Pretest your assessment and survey items. As with any method(s) that you choose to utilize to create items, always pretest them with a sample from the population of interest before utilizing them in your assessment or research project. No method of item development is without its flaws, so having others review and provide feedback on your items is always a good idea.

So, in conclusion, I would look at ChatGPT and other AI applications as just another tool that assessment and research professionals can use in their work. While it certainly can be used for nefarious purposes, such as writing your assignment for you, it also has a lot of potential for assessment professionals and researchers. Item development, providing feedback on assessments, and suggesting readings in a specific research area are just some of the ways that we can use ChatGPT to our benefit. We know that many of our students are using it, so let’s embrace it and figure out ways AI can enhance what we do.

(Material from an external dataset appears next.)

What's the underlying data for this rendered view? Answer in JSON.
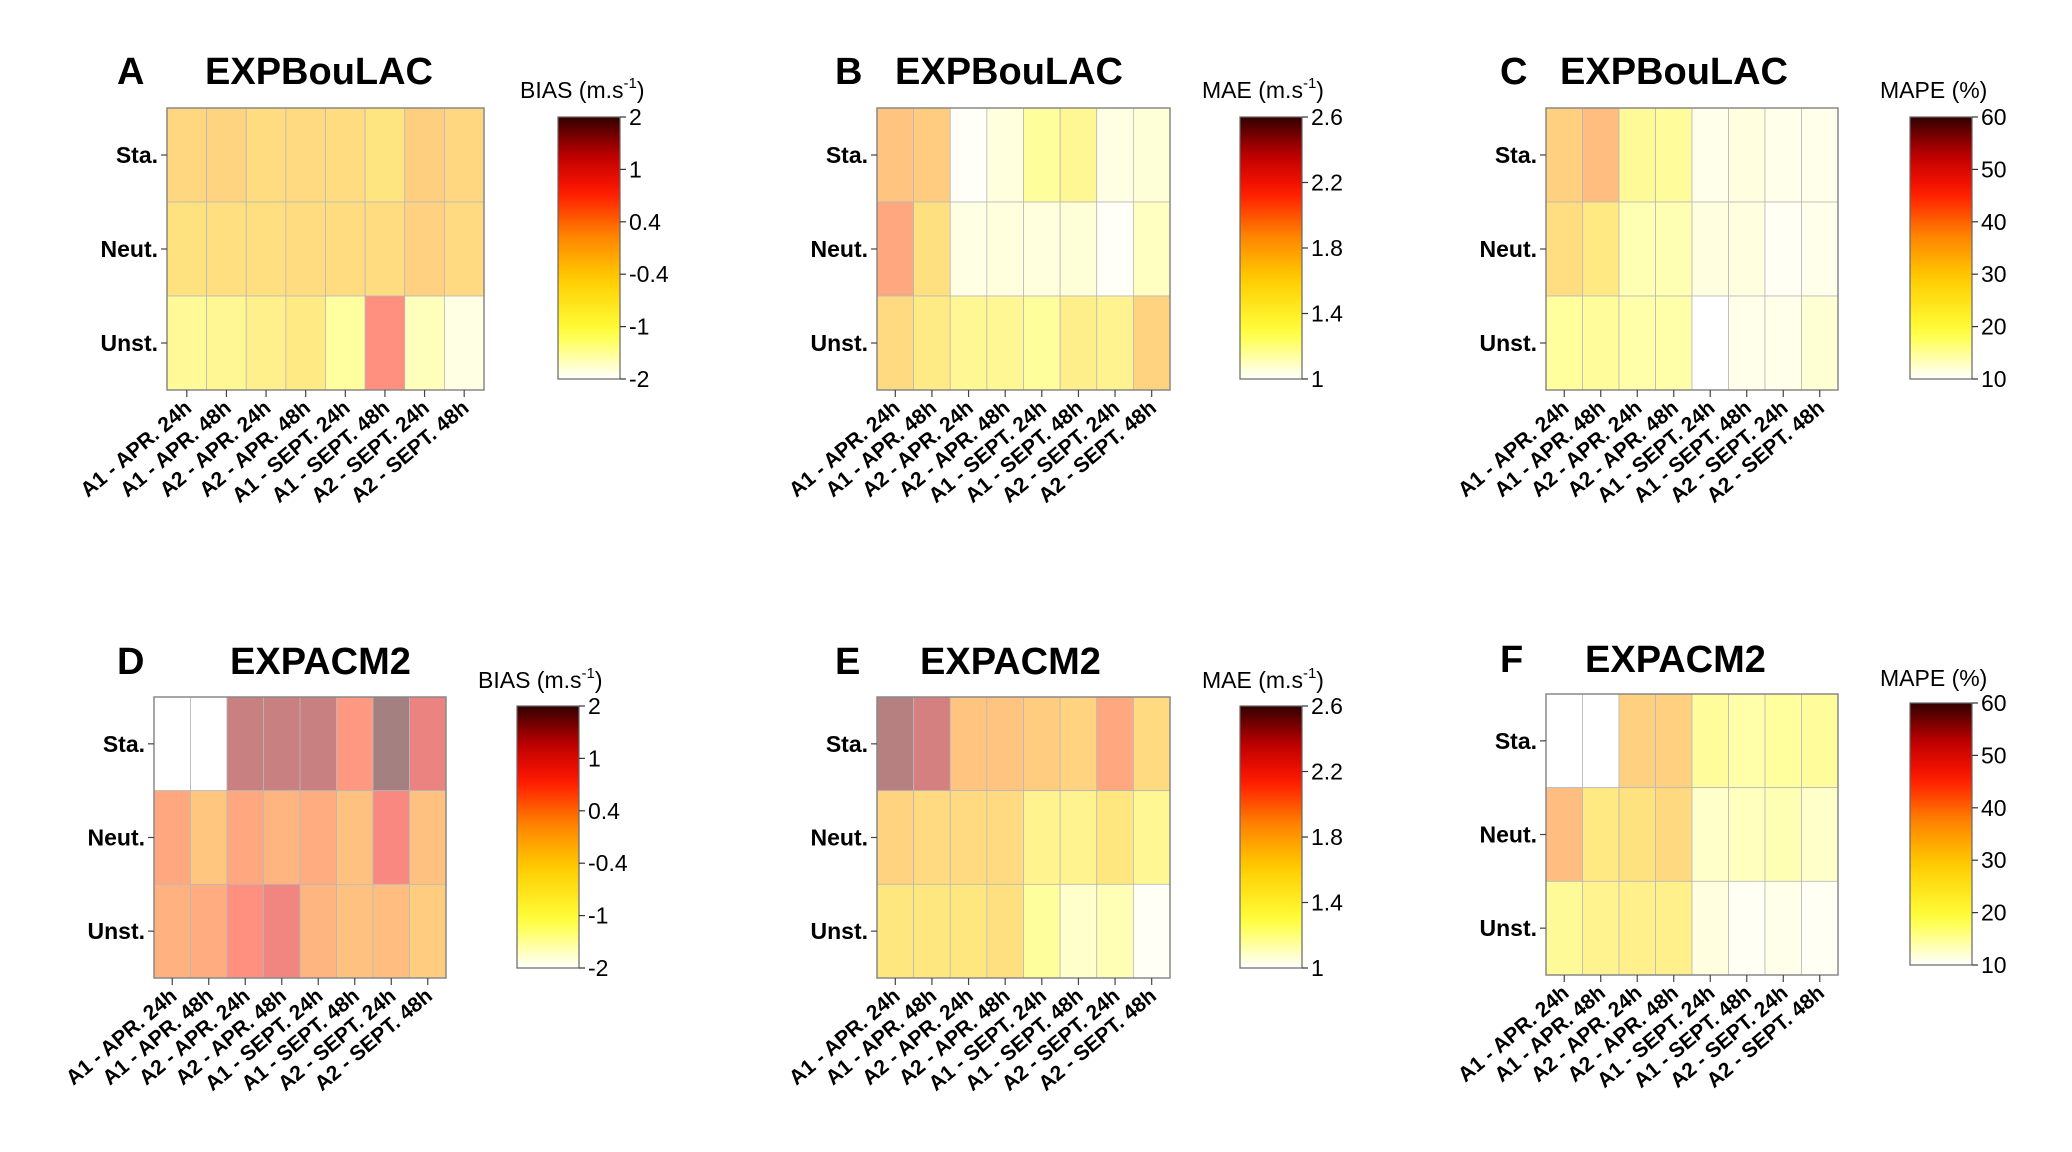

Nietzel, M.T. (2023, March). More than half of college students believe using ChatGPT to complete assignments is cheating. Retrieved from https://www.forbes.com/sites/michaeltnietzel/2023/03/20/more-than-half-of-college-students-believe-using-chatgpt-to-complete-assignments-is-cheating/?sh=3386491f18f9

Stokel-Walker, C., & Van Noorden, R. (2023). What ChatGPT and generative AI mean for science. Nature614(7947), 214-216.